Let the learning begin
Many important learning opportunities will arise when your children first open their account. Firstly, youngsters should learn how to make deposits and withdrawals using banking slips. It's important that older children are allowed to do this themselves (with parental supervision, of course).
Savings accounts can also teach kids how to be safe with their money, and how banks safeguard their depositor's assets. Talk about what it means to be FDIC insured and how this guarantees that their money will not disappear if the bank goes out of business.
By opening a savings account, children can learn about interest rates and what this means in relation to their savings. Discuss how a higher balance means more money in their pocket at the end of the month, and why it's important to shop around for the best savings account rates for better returns.

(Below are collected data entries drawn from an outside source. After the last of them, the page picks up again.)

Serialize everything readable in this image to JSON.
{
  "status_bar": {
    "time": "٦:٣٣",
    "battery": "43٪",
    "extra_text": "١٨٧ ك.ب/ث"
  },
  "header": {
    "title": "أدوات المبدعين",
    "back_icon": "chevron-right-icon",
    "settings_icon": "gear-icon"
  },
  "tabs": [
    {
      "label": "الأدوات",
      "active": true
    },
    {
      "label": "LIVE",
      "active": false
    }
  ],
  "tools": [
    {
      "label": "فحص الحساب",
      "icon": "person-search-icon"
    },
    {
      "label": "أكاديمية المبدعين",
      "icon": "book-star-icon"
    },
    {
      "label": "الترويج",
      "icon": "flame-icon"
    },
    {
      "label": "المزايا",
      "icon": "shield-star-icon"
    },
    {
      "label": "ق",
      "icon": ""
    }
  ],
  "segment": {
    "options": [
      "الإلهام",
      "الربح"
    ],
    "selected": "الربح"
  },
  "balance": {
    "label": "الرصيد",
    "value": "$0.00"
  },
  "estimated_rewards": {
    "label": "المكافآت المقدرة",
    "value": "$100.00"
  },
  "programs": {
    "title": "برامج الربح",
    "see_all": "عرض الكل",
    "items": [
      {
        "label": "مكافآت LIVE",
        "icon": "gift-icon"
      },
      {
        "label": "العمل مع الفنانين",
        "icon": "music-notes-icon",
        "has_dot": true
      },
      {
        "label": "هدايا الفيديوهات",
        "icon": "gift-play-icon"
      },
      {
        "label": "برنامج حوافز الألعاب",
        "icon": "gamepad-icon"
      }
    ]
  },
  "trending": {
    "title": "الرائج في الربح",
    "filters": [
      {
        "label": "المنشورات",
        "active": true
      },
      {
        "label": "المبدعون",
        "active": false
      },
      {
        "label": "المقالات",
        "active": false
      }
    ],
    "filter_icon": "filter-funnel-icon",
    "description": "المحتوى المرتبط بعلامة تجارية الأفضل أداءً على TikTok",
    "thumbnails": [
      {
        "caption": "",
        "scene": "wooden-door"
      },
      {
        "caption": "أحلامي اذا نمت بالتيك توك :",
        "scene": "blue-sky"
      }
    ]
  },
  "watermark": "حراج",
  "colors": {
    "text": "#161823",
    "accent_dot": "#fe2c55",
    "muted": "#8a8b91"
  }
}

Instead of relying only on the bank's drive-through or online banking features, go inside with your child routinely to do business with the teller. Let them bring in stockpiles of change to convert to bills. Speak with bank representatives along with your child so they can find out firsthand about other account types and services that banks offer.
Children of all ages can benefit from having a savings account and older kids will likely enjoy being active in depositing and withdrawing their money. Giving them this opportunity is a great way to start them toward a future of saving and spending prudently.